When vehicles come into your bays during the winter, they’re usually dirty from driving through the snow, sleet and slush. With tires coming in direct contact with the road, they often take a beating during the winter months, and it’s common to see snow caked into the wheel well and all parts of the wheel. So, when your shop goes to remove a wheel assembly that’s dripping wet with snow melting off, it’s important to take extra care of not only the assembly but also your tire equipment.
Winter roads are full of sand, dirt and salt, which can harm your shop equipment. When snow melts, this highly abrasive and corrosive solution drips onto metal surfaces in your shop and can greatly accelerate wear. Let’s review the ways you can take care of your shop equipment and add to its longevity despite dealing with the harsh chemicals and elements that might come into your shop during the winter months.
Tire changers need to be kept clean and dry. A daily inspection and cleaning are usually all that is needed. Any salt, sand or water present should be cleaned, and the machine should be lubricated where required. Bead sealer should not be used while the wheel is on the tire changer, but if some is spilled on the machine, it should be cleaned ASAP, so it doesn’t damage bead breaking cylinders or clamping air cylinders. The water separator should also be drained and cleaned, and the oiler should be filled with the proper oil and adjusted to be sure it is injecting the correct amount of oil.
Consumables such as jaw protectors, bead loosener protectors and plastic duck heads should also be checked and replaced where required.
Lift racks are especially vulnerable to the elements. For example, an alignment rack should be kept clean, and any parts that require lubrication should be lubed. In their spare time, technicians should use compressed air to blow out slip plates from the sides. Turn plates should be stored vertically when not in use so they can drain water and debris out.
Jack rails should also be cleaned, and any foreign debris should be removed before applying any lube. Water separators on the lift rack should be drained, cleaned and fresh oil added to the oiler if one is present.
Balancers also need to be kept clean and dry, and all tooling such as cones, collets and speed nuts should be inspected for excessive wear. Any broken or out-of-spec tooling should be replaced.

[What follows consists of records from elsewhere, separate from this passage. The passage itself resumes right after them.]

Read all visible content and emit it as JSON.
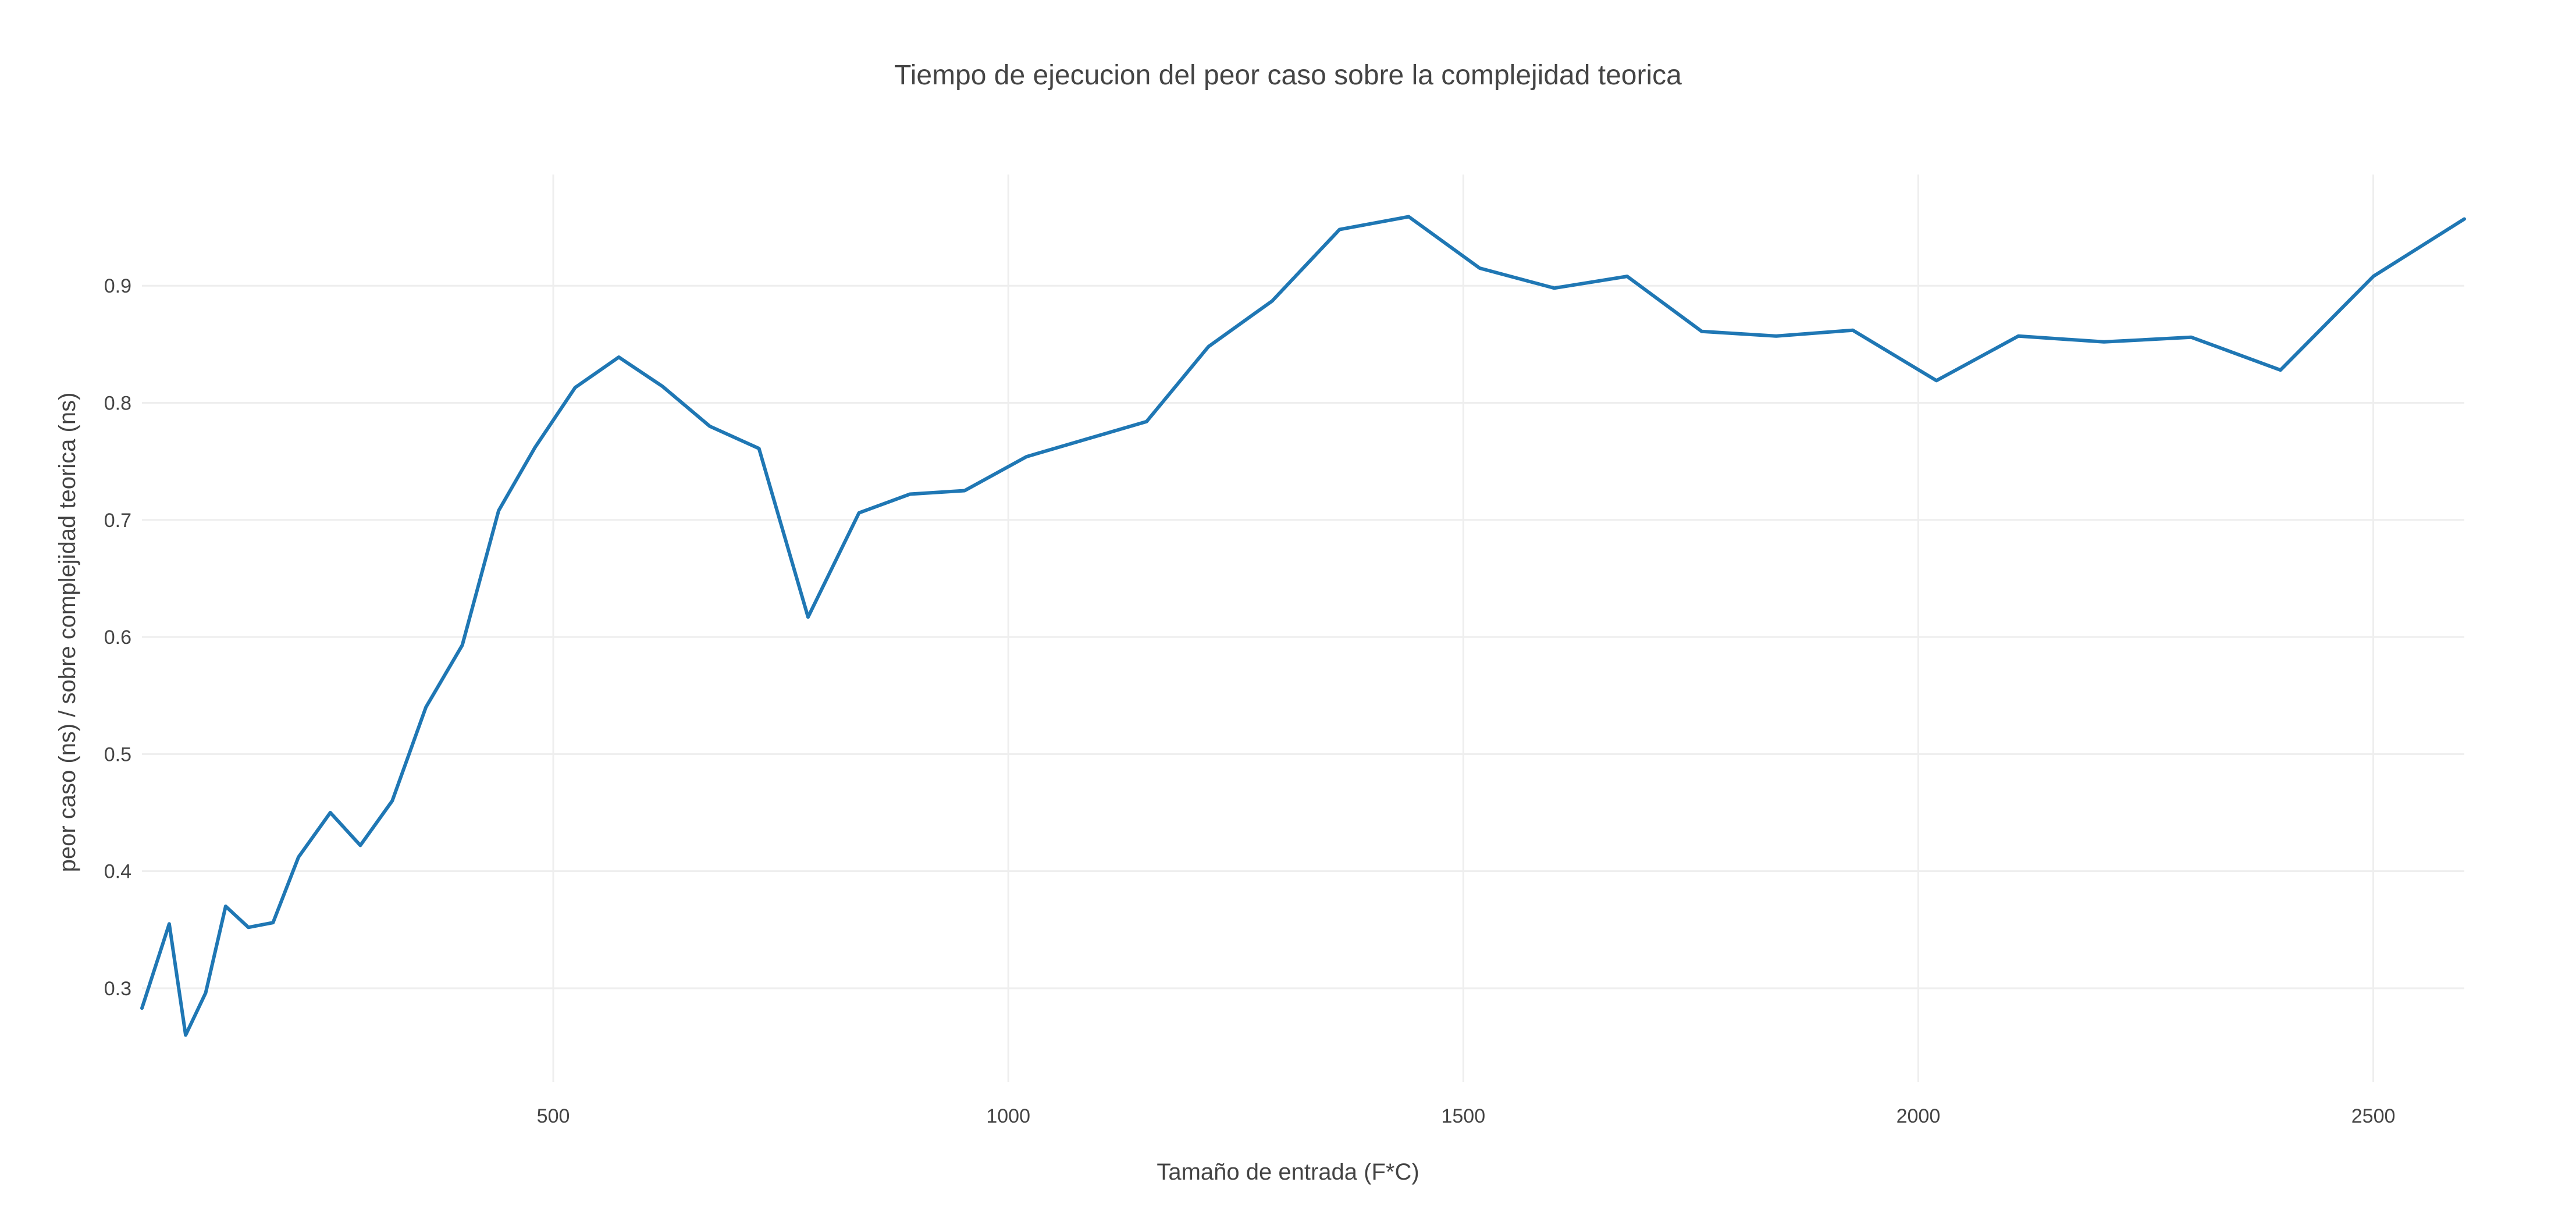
{
  "chart_data": {
    "type": "line",
    "title": "Tiempo de ejecucion del peor caso sobre  la complejidad teorica",
    "xlabel": "Tamaño de entrada (F*C)",
    "ylabel": "peor caso (ns) / sobre complejidad teorica (ns)",
    "xlim": [
      48,
      2600
    ],
    "ylim": [
      0.22,
      0.995
    ],
    "x_ticks": [
      500,
      1000,
      1500,
      2000,
      2500
    ],
    "y_ticks": [
      0.3,
      0.4,
      0.5,
      0.6,
      0.7,
      0.8,
      0.9
    ],
    "x_tick_labels": [
      "500",
      "1000",
      "1500",
      "2000",
      "2500"
    ],
    "y_tick_labels": [
      "0.3",
      "0.4",
      "0.5",
      "0.6",
      "0.7",
      "0.8",
      "0.9"
    ],
    "grid": true,
    "legend": "none",
    "line_color": "#1f77b4",
    "x": [
      48,
      78,
      96,
      118,
      140,
      165,
      192,
      220,
      255,
      288,
      323,
      360,
      400,
      440,
      480,
      524,
      572,
      620,
      672,
      726,
      780,
      836,
      892,
      952,
      1020,
      1086,
      1152,
      1220,
      1290,
      1364,
      1440,
      1518,
      1600,
      1680,
      1762,
      1844,
      1928,
      2020,
      2110,
      2204,
      2300,
      2398,
      2500,
      2600
    ],
    "y": [
      0.283,
      0.355,
      0.26,
      0.296,
      0.37,
      0.352,
      0.356,
      0.412,
      0.45,
      0.422,
      0.46,
      0.54,
      0.593,
      0.708,
      0.762,
      0.813,
      0.839,
      0.814,
      0.78,
      0.761,
      0.617,
      0.706,
      0.722,
      0.725,
      0.754,
      0.769,
      0.784,
      0.848,
      0.887,
      0.948,
      0.959,
      0.915,
      0.898,
      0.908,
      0.861,
      0.857,
      0.862,
      0.819,
      0.857,
      0.852,
      0.856,
      0.828,
      0.908,
      0.957
    ]
  }
}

For example, pin plates should be cleaned and lubricated to prevent corrosion, and any bent pins should be replaced.
If the balancer is equipped with a wheel lift, its oiler and regulator should be cleaned and adjusted, and the mechanism should be lubricated where required.
The turn of the new year is a great time to schedule a maintenance appointment with your equipment service provider. In addition, it serves as a good time to have an ALI-certified lift service specialist inspect cables, pulleys and pins and look for hydraulic leaks.